Con 300.000 milioni di barili, la compagnia petrolifera venezuelana PDVSA possiede le riserve di petrolio più grandi del mondo, ma non basta.
In base a un rapporto interno della della stessa corporation statale venezuelana e confermato dall’agenzia stampa Reuters, la produzione di petrolio nel mese di febbraio ha toccato 670.000 barili al giorno, vale a dire il livello più basso degli ultimi cinque mesi. Situazione in parte dovuta anche alla riduzione della domanda di petrolio a livello globale.

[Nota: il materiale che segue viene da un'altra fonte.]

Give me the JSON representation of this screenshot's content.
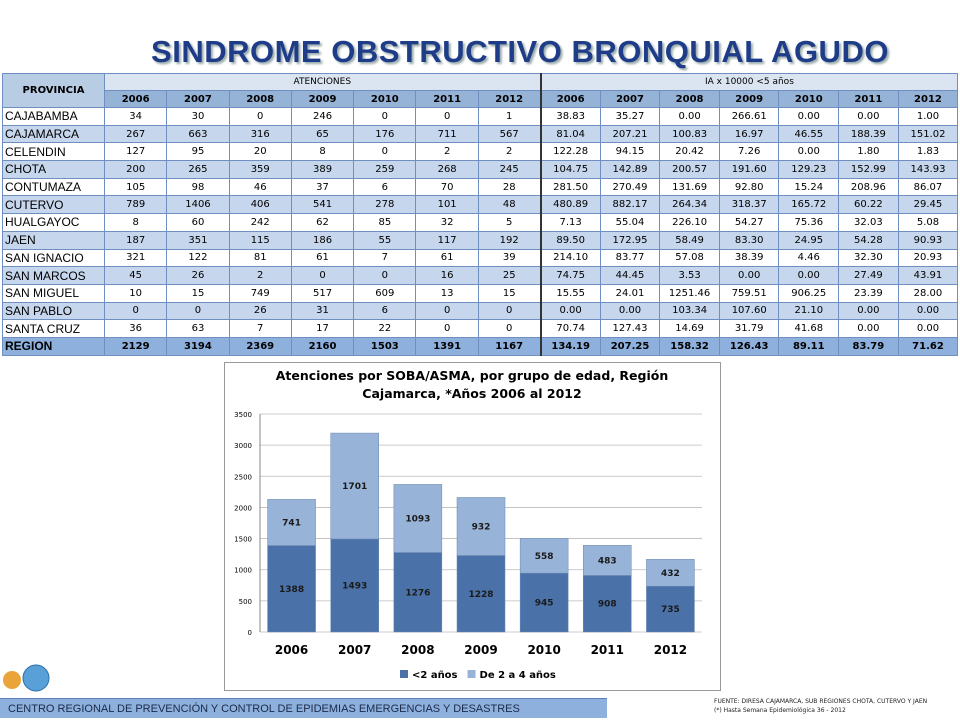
{
  "title": "SINDROME OBSTRUCTIVO BRONQUIAL AGUDO",
  "table": {
    "header": {
      "provincia": "PROVINCIA",
      "group_atenciones": "ATENCIONES",
      "group_ia": "IA x 10000 <5 años",
      "years_atenciones": [
        "2006",
        "2007",
        "2008",
        "2009",
        "2010",
        "2011",
        "2012"
      ],
      "years_ia": [
        "2006",
        "2007",
        "2008",
        "2009",
        "2010",
        "2011",
        "2012"
      ]
    },
    "rows": [
      [
        "CAJABAMBA",
        "34",
        "30",
        "0",
        "246",
        "0",
        "0",
        "1",
        "38.83",
        "35.27",
        "0.00",
        "266.61",
        "0.00",
        "0.00",
        "1.00"
      ],
      [
        "CAJAMARCA",
        "267",
        "663",
        "316",
        "65",
        "176",
        "711",
        "567",
        "81.04",
        "207.21",
        "100.83",
        "16.97",
        "46.55",
        "188.39",
        "151.02"
      ],
      [
        "CELENDIN",
        "127",
        "95",
        "20",
        "8",
        "0",
        "2",
        "2",
        "122.28",
        "94.15",
        "20.42",
        "7.26",
        "0.00",
        "1.80",
        "1.83"
      ],
      [
        "CHOTA",
        "200",
        "265",
        "359",
        "389",
        "259",
        "268",
        "245",
        "104.75",
        "142.89",
        "200.57",
        "191.60",
        "129.23",
        "152.99",
        "143.93"
      ],
      [
        "CONTUMAZA",
        "105",
        "98",
        "46",
        "37",
        "6",
        "70",
        "28",
        "281.50",
        "270.49",
        "131.69",
        "92.80",
        "15.24",
        "208.96",
        "86.07"
      ],
      [
        "CUTERVO",
        "789",
        "1406",
        "406",
        "541",
        "278",
        "101",
        "48",
        "480.89",
        "882.17",
        "264.34",
        "318.37",
        "165.72",
        "60.22",
        "29.45"
      ],
      [
        "HUALGAYOC",
        "8",
        "60",
        "242",
        "62",
        "85",
        "32",
        "5",
        "7.13",
        "55.04",
        "226.10",
        "54.27",
        "75.36",
        "32.03",
        "5.08"
      ],
      [
        "JAEN",
        "187",
        "351",
        "115",
        "186",
        "55",
        "117",
        "192",
        "89.50",
        "172.95",
        "58.49",
        "83.30",
        "24.95",
        "54.28",
        "90.93"
      ],
      [
        "SAN IGNACIO",
        "321",
        "122",
        "81",
        "61",
        "7",
        "61",
        "39",
        "214.10",
        "83.77",
        "57.08",
        "38.39",
        "4.46",
        "32.30",
        "20.93"
      ],
      [
        "SAN MARCOS",
        "45",
        "26",
        "2",
        "0",
        "0",
        "16",
        "25",
        "74.75",
        "44.45",
        "3.53",
        "0.00",
        "0.00",
        "27.49",
        "43.91"
      ],
      [
        "SAN MIGUEL",
        "10",
        "15",
        "749",
        "517",
        "609",
        "13",
        "15",
        "15.55",
        "24.01",
        "1251.46",
        "759.51",
        "906.25",
        "23.39",
        "28.00"
      ],
      [
        "SAN PABLO",
        "0",
        "0",
        "26",
        "31",
        "6",
        "0",
        "0",
        "0.00",
        "0.00",
        "103.34",
        "107.60",
        "21.10",
        "0.00",
        "0.00"
      ],
      [
        "SANTA CRUZ",
        "36",
        "63",
        "7",
        "17",
        "22",
        "0",
        "0",
        "70.74",
        "127.43",
        "14.69",
        "31.79",
        "41.68",
        "0.00",
        "0.00"
      ],
      [
        "REGION",
        "2129",
        "3194",
        "2369",
        "2160",
        "1503",
        "1391",
        "1167",
        "134.19",
        "207.25",
        "158.32",
        "126.43",
        "89.11",
        "83.79",
        "71.62"
      ]
    ]
  },
  "chart_data": {
    "type": "stacked_bar",
    "title": [
      "Atenciones por SOBA/ASMA, por grupo de edad, Región",
      "Cajamarca, *Años 2006 al 2012"
    ],
    "categories": [
      "2006",
      "2007",
      "2008",
      "2009",
      "2010",
      "2011",
      "2012"
    ],
    "series": [
      {
        "name": "<2 años",
        "color": "#4a72a8",
        "values": [
          1388,
          1493,
          1276,
          1228,
          945,
          908,
          735
        ]
      },
      {
        "name": "De 2 a 4 años",
        "color": "#98b3d8",
        "values": [
          741,
          1701,
          1093,
          932,
          558,
          483,
          432
        ]
      }
    ],
    "ylim": [
      0,
      3500
    ],
    "yticks": [
      0,
      500,
      1000,
      1500,
      2000,
      2500,
      3000,
      3500
    ],
    "grid": true,
    "legend": "bottom"
  },
  "footer": {
    "org": "CENTRO REGIONAL DE PREVENCIÓN Y CONTROL DE EPIDEMIAS EMERGENCIAS Y DESASTRES",
    "source": "FUENTE: DIRESA CAJAMARCA, SUB REGIONES CHOTA, CUTERVO Y JAEN",
    "note": "(*) Hasta Semana Epidemiológica 36 - 2012"
  }
}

Nella fascia di Orinoco situata al centro del paese, la media é stata di 364.000 barili al giorno, mentre gli altri giacimenti, con un petrolio extra pesante e fangoso, hanno toccato 420.000 barili.
Queste cifre indicano la fine di una relativa stabilità della produzione di greggio venezuelano che a novembre aveva toccato 912.000 barili al giorno, in base ai dati ufficiali dell’OPEC.
Pochi giorni fa lo stesso presidente Nicolas Maduro aveva affermato pubblicamente che PDVSA stava vendendo il suo petrolio al di sotto dei costi di produzione.
Tuttavia oltre alla caduta della produzione stanno aumentando gli inventari del petrolio non venduto, a causa anche della diminuzione delle esportazioni e del portafolio clienti.
La domanda del petrolio del Venezuela già da tempo si trova sotto pressione anche a causa delle sanzioni stabilite dagli Stati Uniti, che proprio in queste settimane hanno multato due compagnie che appartengono alla statale Gazprom, conosciute come intermediarie di PDVSA per la distribuzione di petrolio nel mercato internazionale.
In conseguenza di questa azione la compagnia russa Rosneft ha annunciato il suo ritiro dai progetti in Venezuela e la vendita dei suoi attivi ad una nuova compagnia controllata dal governo russo, di cui però non ha ancora menzionato il nome.